People have strong opinions on how to name objects, and often it reflects their background and programming language of choice. Regardless, it’s important to pick and stick to a single naming convention to make the format spec clearer to understand and evolve. Some options can be to use snake_case, camelCase, how to deal with abbreviations (VDJ or Vdj), capitalization, etc.
I would strongly prefer snake case over camel case and slightly prefer all lowercase over all upper or mixed.
My preference is also underscore delimited field names without mixed case.
I have no real preference as to whether field names should be all lowercase or all uppercase. The Change-O standard uses all uppercase for a reason, but it’s not a particularly important reason. I think best practice is to make your applications case-insensitive w.r.t. field names anyway.
Also, I personally prefer the use of abbreviations wherever possible (eg, “seq” over “sequence”). However, clarity should always take priority over abbreviation. Ie, keep field names as short as possible without making them ambiguous.
And what is this reason?
It helps keep field names visually distinct. We started that way for fasta header annotations and log files, and it just carried through to the columnar format.
Any reason not be case-insensitive? It is straightforward to handle this in programs. I personally prefer snake_case as the underscore make it easier to read.
I am personally strongly opposed to ALL CAPS. In programming convention for many languages, all caps is reserved exclusively for constants. It’s also harder to read, and looks really angry.
Regarding @schristley’s point, most programming languages are case-sensitive, so it’s a source of bugs/confusion to allow case-insensitive field-names. It’s also not hard IMO to simply use the specified case exactly.
I’m ambivalent between snake case and camel case, as I’ve done a lot of Python and JVM programming
Just as a follow up, my comment was only in terms of the metadata names for VDJ alignment format. When it comes to actually programming, I tend to prefer different conventions depending upon the language being used. I like GNU standards for straight C (or other procedural) languages, camelCase for object-oriented.
So, it looks like we have consensus by apathy on all lowercase snake_case?
Well, I believe this matter reaches beyond programming and into the field of scientific communication. If we want to have the same style in programming and in general text (not necessary but maybe the preferred option) I believe there is a strong case for ALL CAPS as that format allows the reader to easily find such information information in a regular text.
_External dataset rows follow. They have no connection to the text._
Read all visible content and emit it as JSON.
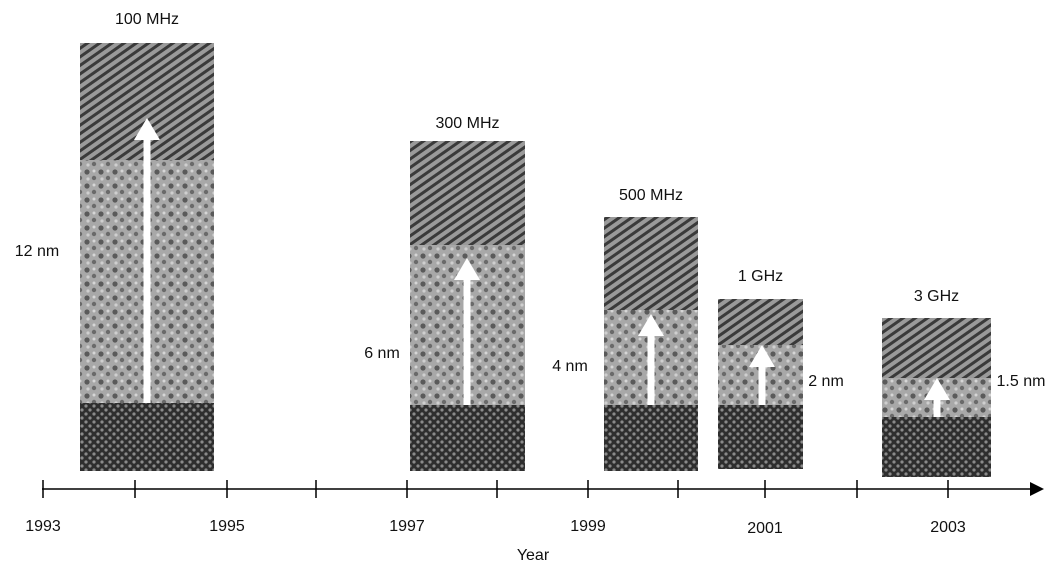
{
  "panels": [
    {
      "frequency": "100 MHz",
      "thickness": "12 nm"
    },
    {
      "frequency": "300 MHz",
      "thickness": "6 nm"
    },
    {
      "frequency": "500 MHz",
      "thickness": "4 nm"
    },
    {
      "frequency": "1 GHz",
      "thickness": "2 nm"
    },
    {
      "frequency": "3 GHz",
      "thickness": "1.5 nm"
    }
  ],
  "axis": {
    "label": "Year",
    "ticks": [
      "1993",
      "1995",
      "1997",
      "1999",
      "2001",
      "2003"
    ]
  }
}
That’s an interesting point, @mats.ohlin. What’s an example you envision where this would be necessary? I will also mention that it’s very common to format code-like entities
like so which gives it visual distinction and makes it even clearer that we’re talking about machine-readable.
I believe it might be confusing if different annotations and standards are used in different situations (data files, publications, presentations etc.). If certain formats are used in programming they will likely end up in say publications as well even if the official standard says something else. It has proven very difficult for the antibody community to stick to a defined nomenclature and not even current standards are implemented in all situations (PDB is a prime example). It is better to have one format type across the board.
The second matter related to future standards. Are we to introduce a second standard (in which case we better deviate as much as possible from current IMGT standards to avoid confusion) or is the intention in the long run (as discussed on B-T.CR and as recently discussed by Andrew and Menno, correct me if I’m wrong) to have one joint standard in the field. In my view (maybe not an opinion shared by everyone) it is important to work towards one standard to avoid confusion such as that caused by the variety of Kabat, Chothia, AHo and IMGT naming/numbering conventions that exist (indeed even IMGT numbering conventions have changed).
it might be confusing if different annotations and standards are used in different situations
That’s a good point, but I think it probably applies more to the content of the file format we’re talking about (e.g., the gene names) than the schema definitions themselves (e.g., the field “gene_name”). This file format will be “new”, and there should be only a single, unambiguous way to refer to the fields that we define. That said, I imagine that referring to the field names in our schema will be relatively rare compared with referring to the content in the files.
I think your second point is more a matter for the germline team to decide. Whatever they go with, our file format will be able to represent.